Cuba-US to restablish diplomatic relations, last of Cuban Five released

December 18, 2014
Issue 
A billboard in Havana in support of the Cuban Five, the final three of whom have now been released.

Cuban President Raul Castro gave a speech on December 17 in which he said relations between Cuba and the United States would be reset.

“We have agreed to re-establish diplomatic relations, but this does not mean that the main issue has been resolved, the blockade that generates economic losses and humanitarian problems in our country must stop,” Castro said.

He said the ongoing Cuban revolution is supported by the population. “Cubans have courageously shown that, despite the adversities, they are committed to the Revolution,” Castro said of the form of governance that has long-been criticized by the US.

“We should take mutual steps to advance towards the normalisation of the relationship between both countries,” the Cuban president said.

Castro called on US President Barack Obama to lift the half-century economic blockade, saying: “The president could modify its implementation by using his executive powers.”

In a sign of the improved relations added, Castro said: “We will continue discussing these issues in the future.”

​Negotiations between Cuba and the US began 18 months ago, with the encouragement of Pope Francis. The secret talks were hosted in Canada, and a final meeting took place in the Vatican.

During the negotiations, both Obama and Castro spoke over the phone and agreed to restart relations between both countries.

Earlier on December 17, Cuba released US spy Alan Gross and the US freed the last three of the five Cuban anti-terrorists -- known as the “Cuban Five”, who had been held in US prisons since 1998.

The Cuban Five were unjustly jailed in the US after being arrested by the FBI in September 1998 in Miami, where they were working infiltrating anti-Cuban terrorist groups operating from the city. They were later convicted in a US federal court in Miami in 2001. They are Gerardo Hernandez, Ramon Labanino, Antonio Guerrero, Fernando Gonzalez and Rene Gonzalez.

Their arrest has been widely described as an example of political persecution by the US government. The five were falsely accused of conspiracy to commit espionage against the United States, and other related charges.

As the Cuban Five always insisted, they were on a mission in Miami starting in 1990 to monitor the actions of Miami-based terrorist groups in order to stop those groups from carrying out attacks on Cuba.

Cuba arrested Gross, now 65, in December, 2009, and later convicted the USAID subcontractor to 15 years in jail for trying to establish clandestine internet service. Gross was subcontracted by private firm Development Alternatives, Inc., which was subcontracted by USAID to provide “humanitarian assistance”.

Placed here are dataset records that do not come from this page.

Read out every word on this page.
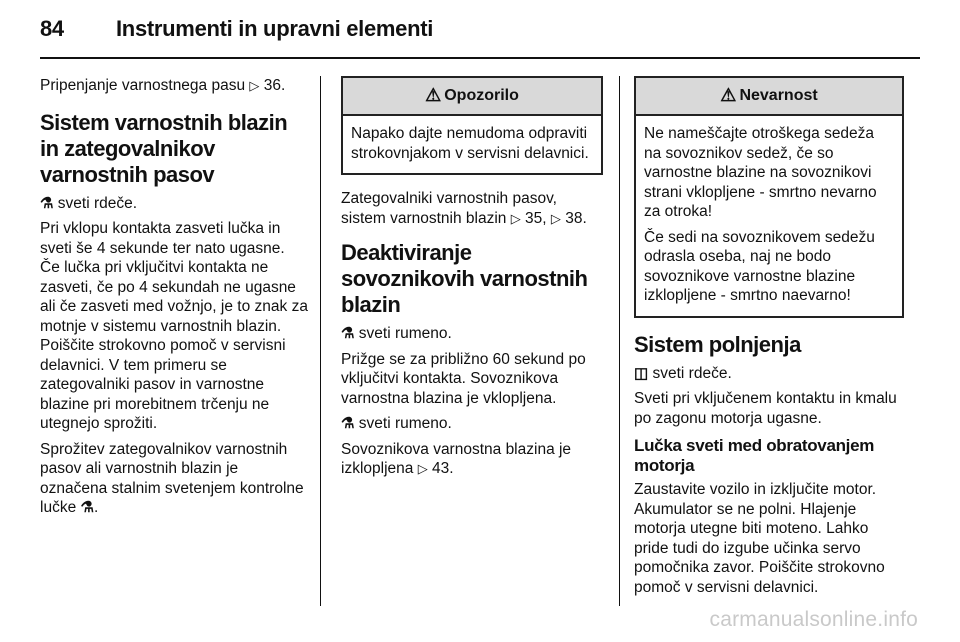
84 Instrumenti in upravni elementi

Pripenjanje varnostnega pasu ▷ 36.

Sistem varnostnih blazin in zategovalnikov varnostnih pasov

⚗ sveti rdeče.

Pri vklopu kontakta zasveti lučka in sveti še 4 sekunde ter nato ugasne. Če lučka pri vključitvi kontakta ne zasveti, če po 4 sekundah ne ugasne ali če zasveti med vožnjo, je to znak za motnje v sistemu varnostnih blazin. Poiščite strokovno pomoč v servisni delavnici. V tem primeru se zategovalniki pasov in varnostne blazine pri morebitnem trčenju ne utegnejo sprožiti.

Sprožitev zategovalnikov varnostnih pasov ali varnostnih blazin je označena stalnim svetenjem kontrolne lučke ⚗.

⚠ Opozorilo

Napako dajte nemudoma odpraviti strokovnjakom v servisni delavnici.

Zategovalniki varnostnih pasov, sistem varnostnih blazin ▷ 35, ▷ 38.

Deaktiviranje sovoznikovih varnostnih blazin

⚗ sveti rumeno.

Prižge se za približno 60 sekund po vključitvi kontakta. Sovoznikova varnostna blazina je vklopljena.

⚗ sveti rumeno.

Sovoznikova varnostna blazina je izklopljena ▷ 43.

⚠ Nevarnost

Ne nameščajte otroškega sedeža na sovoznikov sedež, če so varnostne blazine na sovoznikovi strani vklopljene - smrtno nevarno za otroka!

Če sedi na sovoznikovem sedežu odrasla oseba, naj ne bodo sovoznikove varnostne blazine izklopljene - smrtno naevarno!

Sistem polnjenja

◫ sveti rdeče.

Sveti pri vključenem kontaktu in kmalu po zagonu motorja ugasne.

Lučka sveti med obratovanjem motorja

Zaustavite vozilo in izključite motor. Akumulator se ne polni. Hlajenje motorja utegne biti moteno. Lahko pride tudi do izgube učinka servo pomočnika zavor. Poiščite strokovno pomoč v servisni delavnici.

carmanualsonline.info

USAID has long tried to infiltrate Cuba via various programs to affect “soft change” on the island. The United States has spent US$264 million over the last 18 years, in successive efforts to oust the Cuban government.

The US more overt economic blockade on Cuba, harshly criticised by the international community for many years, has been in place since 1960, one year after the Cuban Revolution overthrew the US-backed Batista dictatorship.

There has been growing pressure from within the US to end the blockade. Ahead of the speech, both Republican Senator Marco Rubio and Democrat Senator Richard Durbin announced, through separate statements, that both countries could normalise trade relations.

In a speech made at the same time as Castro's, Obama
also announced substantial US policy changes towards Cuba.

Acknowledging that the decades-old US policy of isolation toward Cuba has failed, Obama said that new steps toward cooperation will include the US opening an embassy in Havana and a discussion in Congress about ending the blockade.

Obama spoke of the countries’ “complicated history”, and admitted that the controversial blockade and other US policies have had “little effect”.

The step toward normalising relations cmes after more than half a century of aggressive destabilisation tactics.

Obama also announced measures to loosen the economic blockade, including easing banking and commerce restrictions, and allowing remittances to be sent back to the island nation by Cubans in the US.

A White House press statement described the events as the US “taking historic steps to chart a new course in our relations with Cuba”.

It added that, “at times, longstanding U.S. policy towards Cuba has isolated the United States from regional and international partners” and that “we cannot keep doing the same thing and expect a different result”.